The issues, including questions raised by having replacements for the Chief Justice and Secretary of Justice to sit in as ex-oficio in the JBC, must be properly ventilated.
We are talking about the power to select from nominees and about submitting a shortlist to the President for the appointment of the next Chief Justice. It is but normal that tensions will rise. We need to de-escalate the tension. After all, we do not want the next CJ to be appointed in a process wherein there are questions that have remained unresolved. We need to ease the tensions. Let us de-politicize and remove all issues.

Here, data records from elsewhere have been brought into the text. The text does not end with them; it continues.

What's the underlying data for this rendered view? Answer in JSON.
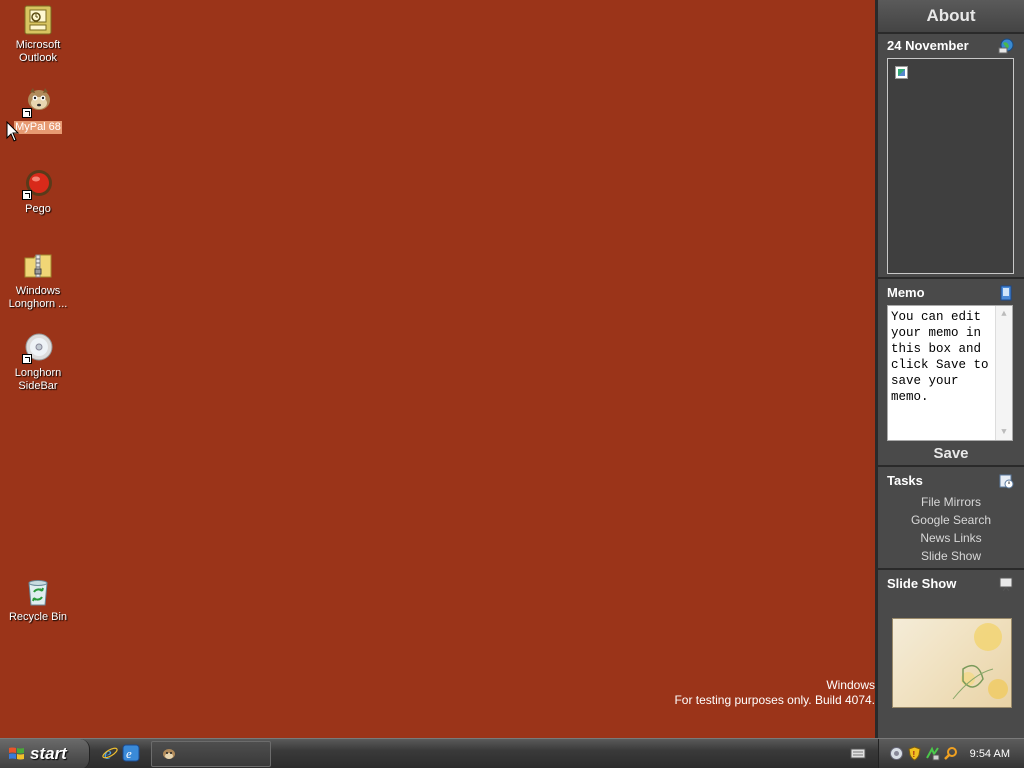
{
  "desktop": {
    "icons": [
      {
        "label_line1": "Microsoft",
        "label_line2": "Outlook",
        "icon": "outlook-icon"
      },
      {
        "label_line1": "MyPal 68",
        "icon": "mypal-icon"
      },
      {
        "label_line1": "Pego",
        "icon": "pego-icon"
      },
      {
        "label_line1": "Windows",
        "label_line2": "Longhorn ...",
        "icon": "zip-folder-icon"
      },
      {
        "label_line1": "Longhorn",
        "label_line2": "SideBar",
        "icon": "sidebar-icon"
      },
      {
        "label_line1": "Recycle Bin",
        "icon": "recycle-bin-icon"
      }
    ],
    "watermark_line1": "Windows",
    "watermark_line2": "For testing purposes only. Build 4074."
  },
  "sidebar": {
    "about_label": "About",
    "calendar": {
      "title": "24 November",
      "icon": "globe-icon"
    },
    "memo": {
      "title": "Memo",
      "icon": "memo-icon",
      "text": "You can edit your memo in this box and click Save to save your memo.",
      "save_label": "Save"
    },
    "tasks": {
      "title": "Tasks",
      "icon": "tasks-icon",
      "items": [
        "File Mirrors",
        "Google Search",
        "News Links",
        "Slide Show"
      ]
    },
    "slideshow": {
      "title": "Slide Show",
      "icon": "slideshow-icon"
    }
  },
  "taskbar": {
    "start_label": "start",
    "clock": "9:54 AM"
  },
  "colors": {
    "desktop": "#9b3419",
    "sidebar": "#4a4a4a",
    "taskbar": "#3a3a3a",
    "selection": "#e79a72"
  }
}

Perhaps the JBC should initiate moves on how to proceed. Even without the ex-oficio members—the Chief Justice, the DOJ Secretary, and members of House and Congress—they would still have quorum with just its regular members. Let the body rule on resolving the issues and move on with the process. Perhaps all ex-oficio members should just inhibit themselves on the process so that there would be no cloud of doubt in the shortlisting of candidates to be submitted to the President.
No less than Fr. Joaquin Bernas has admitted that they made a mistake in not amending provisions that will accommodate a bicameral Congress. It was a mere inadvertence on the part of those in the Constitutional Convention. The question is: do you perpetuate the mistake, or correct it? I say it's about time we correct this inadvertence.